La condotta colposa della vittima non vale da sola a escludere la responsabilità del custode ex art. 2051 c.c.
La responsabilità per danno da cose in custodia ex art. 2051 c.c. attiene a diverse fattispecie alcune delle quali riguardano la responsabilità dell’appaltatore, quella del condominio, del conduttore, del noleggiatore, degli enti locali, delle società di gestione di infrastrutture, di servizi e impianti, etc.
Negli ultimi anni si sono succeduti molteplici interpretazioni giurisprudenziali sulla natura della responsabilità per danno da cose in custodia, diversamente riflesse sulla individuazione del soggetto passivo, sul contenuto dell’onere della prova a carico del danneggiato, sulla nozione di caso fortuito, sulla rilevanza del concorso colposo del danneggiato ex art. 1227, comma 1, c.c.
Con sentenza, a sezioni unite, la Cassazione (Cass. 30 giugno 2022 n. 20943) è tornata ad affermare un principio chiaro: la natura giuridica della responsabilità ex art. 2051 c.c. ha carattere oggettivo e non presunto e per la sua configurazione è bastevole la dimostrazione, da parte del danneggiato, del nesso causale intercorrente tra la cosa in custodia e il danno prodotto. Compete, invece, al custode l’onere di dimostrare, con effetto per lui liberatorio della responsabilità, che il danno è dipeso unicamente da un fatto naturale, del terzo o del danneggiato, contraddistinto da imprevedibilità ed inevitabilità (c.d., prova del fortuito).
Nella indagine a cui il giudice di merito è tenuto ai fini dell’accertamento della responsabilità non assume alcuna rilevanza la condotta del custode e l’osservanza da parte sua di uno specifico obbligo di vigilanza.
L’Ordinanza in commento (Cass., ord. 19 dicembre 2022, n. 37059) – emessa, tra l’altro, a conclusione di un giudizio patrocinato dal nostro Studio – si pone nel solco del nuovo indirizzo giurisprudenziale chiaramente espresso dalla Cassazione a Sezioni Unite, delineando, ulteriormente, gli aspetti fondanti della responsabilità nel caso di caduta accidentale.
Nello specifico, la Cassazione ha cassato (con rinvio) la sentenza della Corte di Appello di Milano che, in riforma di quella di primo grado, aveva negato la tutela risarcitoria ex art. 2051 c.c. sul presupposto che la caduta fosse imputabile alla colpevole distrazione del danneggiato (caduto accidentalmente in una buca che, a detta del giudice del gravame, era visibile e posta per altro nell’ambito di un complesso residenziale abitualmente percorso dalla vittima).

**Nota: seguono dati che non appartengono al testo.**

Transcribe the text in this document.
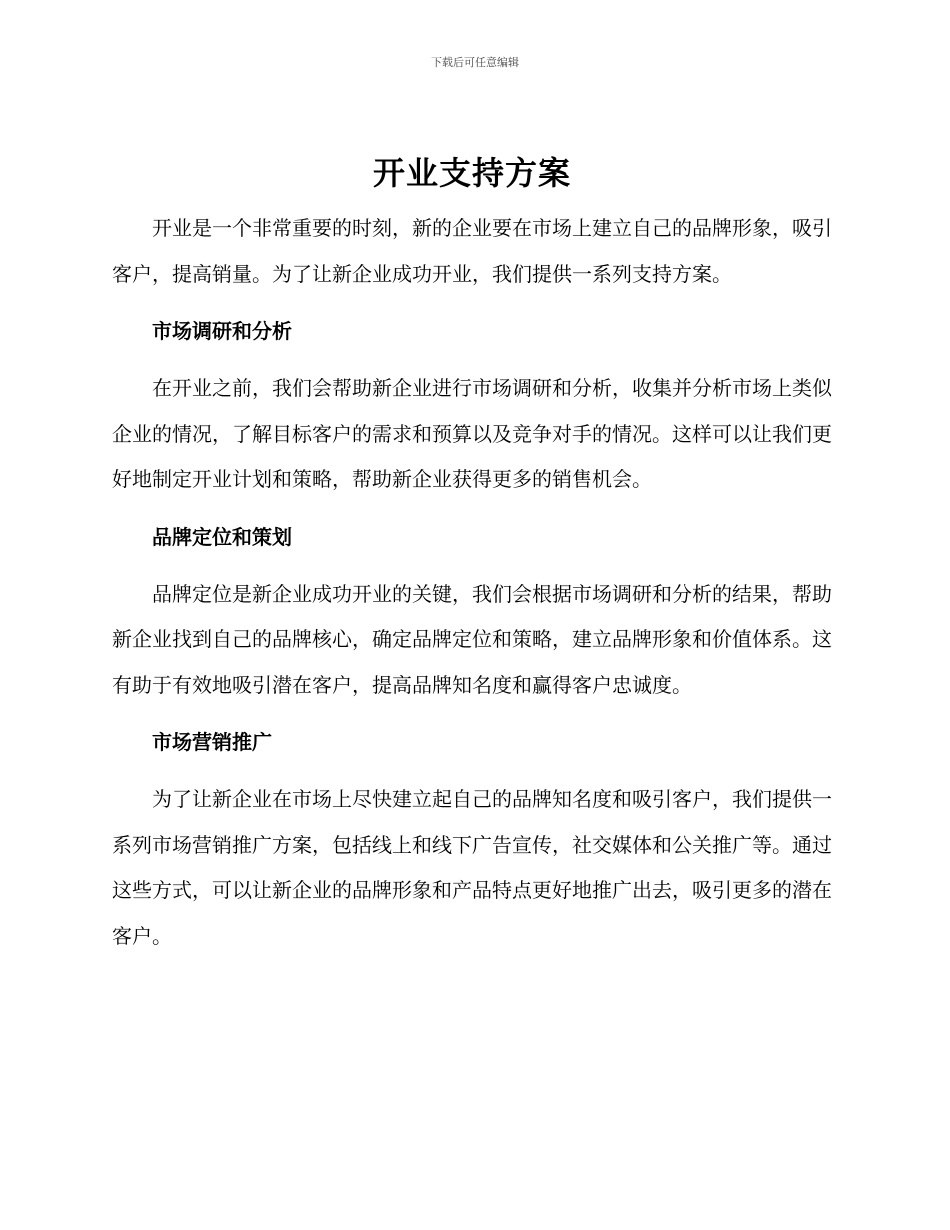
下载后可任意编辑
开业支持方案

开业是一个非常重要的时刻，新的企业要在市场上建立自己的品牌形象，吸引客户，提高销量。为了让新企业成功开业，我们提供一系列支持方案。

市场调研和分析

在开业之前，我们会帮助新企业进行市场调研和分析，收集并分析市场上类似企业的情况，了解目标客户的需求和预算以及竞争对手的情况。这样可以让我们更好地制定开业计划和策略，帮助新企业获得更多的销售机会。

品牌定位和策划

品牌定位是新企业成功开业的关键，我们会根据市场调研和分析的结果，帮助新企业找到自己的品牌核心，确定品牌定位和策略，建立品牌形象和价值体系。这有助于有效地吸引潜在客户，提高品牌知名度和赢得客户忠诚度。

市场营销推广

为了让新企业在市场上尽快建立起自己的品牌知名度和吸引客户，我们提供一系列市场营销推广方案，包括线上和线下广告宣传，社交媒体和公关推广等。通过这些方式，可以让新企业的品牌形象和产品特点更好地推广出去，吸引更多的潜在客户。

La Cassazione, invece, ribadisce a chiare note che la responsabilità ex art. 2051 c.c. discende dall’accertamento del solo rapporto causale tra cosa e danno.
Per escluderla occorre che intervenga la prova della sussistenza di un elemento esterno (fatto naturale, fatto di un terzo o fatto del danneggiato) che sia valso elidere il rapporto causale tra cosa e danno e tale da porsi come unica fonte del danno.

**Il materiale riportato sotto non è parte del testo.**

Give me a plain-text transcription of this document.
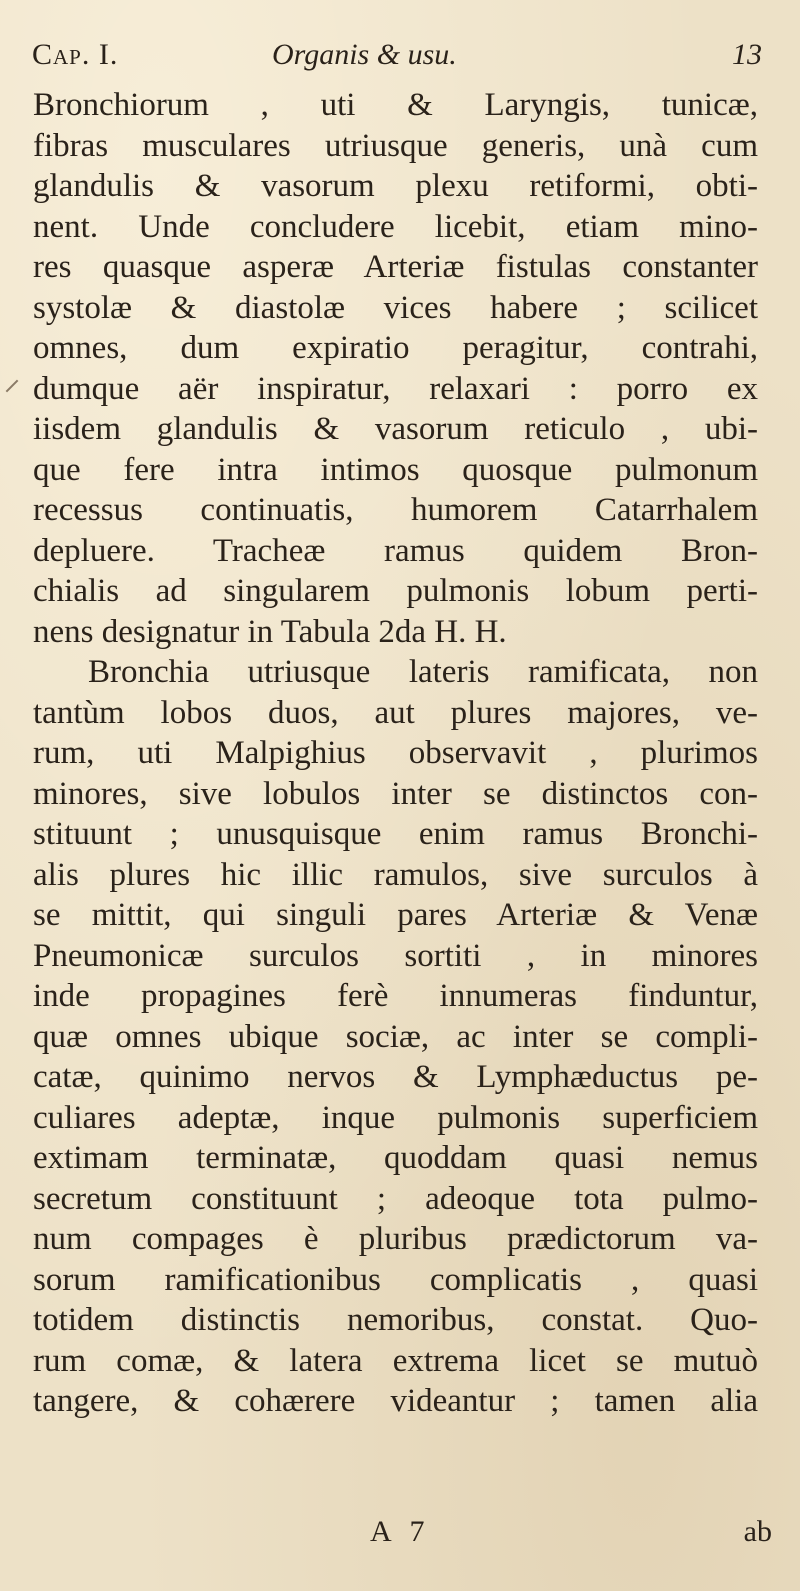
Cap. I.	Organis & usu.	13
Bronchiorum , uti & Laryngis, tunicæ,
fibras musculares utriusque generis, unà cum
glandulis & vasorum plexu retiformi, obti-
nent. Unde concludere licebit, etiam mino-
res quasque asperæ Arteriæ fistulas constanter
systolæ & diastolæ vices habere ; scilicet
omnes, dum expiratio peragitur, contrahi,
dumque aër inspiratur, relaxari : porro ex
iisdem glandulis & vasorum reticulo , ubi-
que fere intra intimos quosque pulmonum
recessus continuatis, humorem Catarrhalem
depluere. Tracheæ ramus quidem Bron-
chialis ad singularem pulmonis lobum perti-
nens designatur in Tabula 2da H. H.
Bronchia utriusque lateris ramificata, non
tantùm lobos duos, aut plures majores, ve-
rum, uti Malpighius observavit , plurimos
minores, sive lobulos inter se distinctos con-
stituunt ; unusquisque enim ramus Bronchi-
alis plures hic illic ramulos, sive surculos à
se mittit, qui singuli pares Arteriæ & Venæ
Pneumonicæ surculos sortiti , in minores
inde propagines ferè innumeras finduntur,
quæ omnes ubique sociæ, ac inter se compli-
catæ, quinimo nervos & Lymphæductus pe-
culiares adeptæ, inque pulmonis superficiem
extimam terminatæ, quoddam quasi nemus
secretum constituunt ; adeoque tota pulmo-
num compages è pluribus prædictorum va-
sorum ramificationibus complicatis , quasi
totidem distinctis nemoribus, constat. Quo-
rum comæ, & latera extrema licet se mutuò
tangere, & cohærere videantur ; tamen alia
A 7	ab
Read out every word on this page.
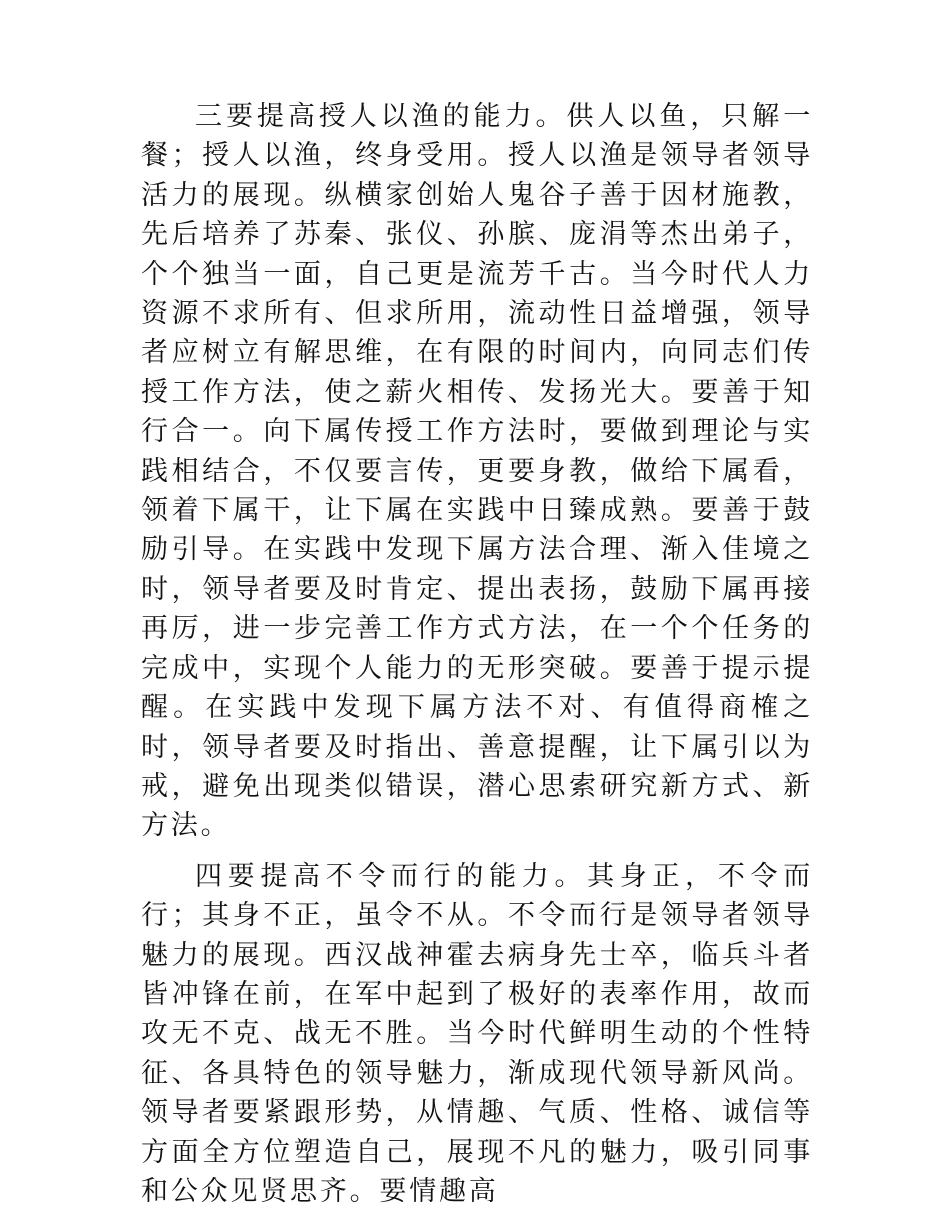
三要提高授人以渔的能力。供人以鱼，只解一餐；授人以渔，终身受用。授人以渔是领导者领导活力的展现。纵横家创始人鬼谷子善于因材施教，先后培养了苏秦、张仪、孙膑、庞涓等杰出弟子，个个独当一面，自己更是流芳千古。当今时代人力资源不求所有、但求所用，流动性日益增强，领导者应树立有解思维，在有限的时间内，向同志们传授工作方法，使之薪火相传、发扬光大。要善于知行合一。向下属传授工作方法时，要做到理论与实践相结合，不仅要言传，更要身教，做给下属看，领着下属干，让下属在实践中日臻成熟。要善于鼓励引导。在实践中发现下属方法合理、渐入佳境之时，领导者要及时肯定、提出表扬，鼓励下属再接再厉，进一步完善工作方式方法，在一个个任务的完成中，实现个人能力的无形突破。要善于提示提醒。在实践中发现下属方法不对、有值得商榷之时，领导者要及时指出、善意提醒，让下属引以为戒，避免出现类似错误，潜心思索研究新方式、新方法。

四要提高不令而行的能力。其身正，不令而行；其身不正，虽令不从。不令而行是领导者领导魅力的展现。西汉战神霍去病身先士卒，临兵斗者皆冲锋在前，在军中起到了极好的表率作用，故而攻无不克、战无不胜。当今时代鲜明生动的个性特征、各具特色的领导魅力，渐成现代领导新风尚。领导者要紧跟形势，从情趣、气质、性格、诚信等方面全方位塑造自己，展现不凡的魅力，吸引同事和公众见贤思齐。要情趣高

Detta prova, allora, esige un duplice accertamento: che la vittima abbia tenuto una condotta negligente e che quella condotta non fosse prevedibile e non prevenibile. E tale può dirsi quando sia stata eccezionale, inconsueta, mai avvenuta prima, inattesa da una persona sensata.
Nello specifico caso della caduta in una buca stradale, non si può sostenere che la caduta sia imprevedibile (potendo la sconnessione del fondo stradale determinare la caduta del passante) e nemmeno imprevenibile (in quanto il dislivello può essere rimosso o, almeno, segnalato da chi è custode del luogo in cui il fatto si è verificato).
In sostanza, il mero comportamento colposo della vittima non vale come caso fortuito se non connotato da non prevedibilità e da non prevenibilità, potendo al più rilevare ai fini della riduzione del danno ex art. 1227, primo comma, c.c., oppure al suo azzeramento ex art. 1227, secondo comma, c.c., a seconda del grado di gravità della condotta del danneggiato e del mancato uso di quella diligenza che lo avrebbe potuto evitare.
Compete al custode fornire la prova dell’esistenza del caso fortuito. Ed è onere del giudice del merito verificare che essa sia stata data. Ma questi non può astenersi dal compiere detta verifica, limitandosi a prendere in esame soltanto la natura colposa della condotta della vittima.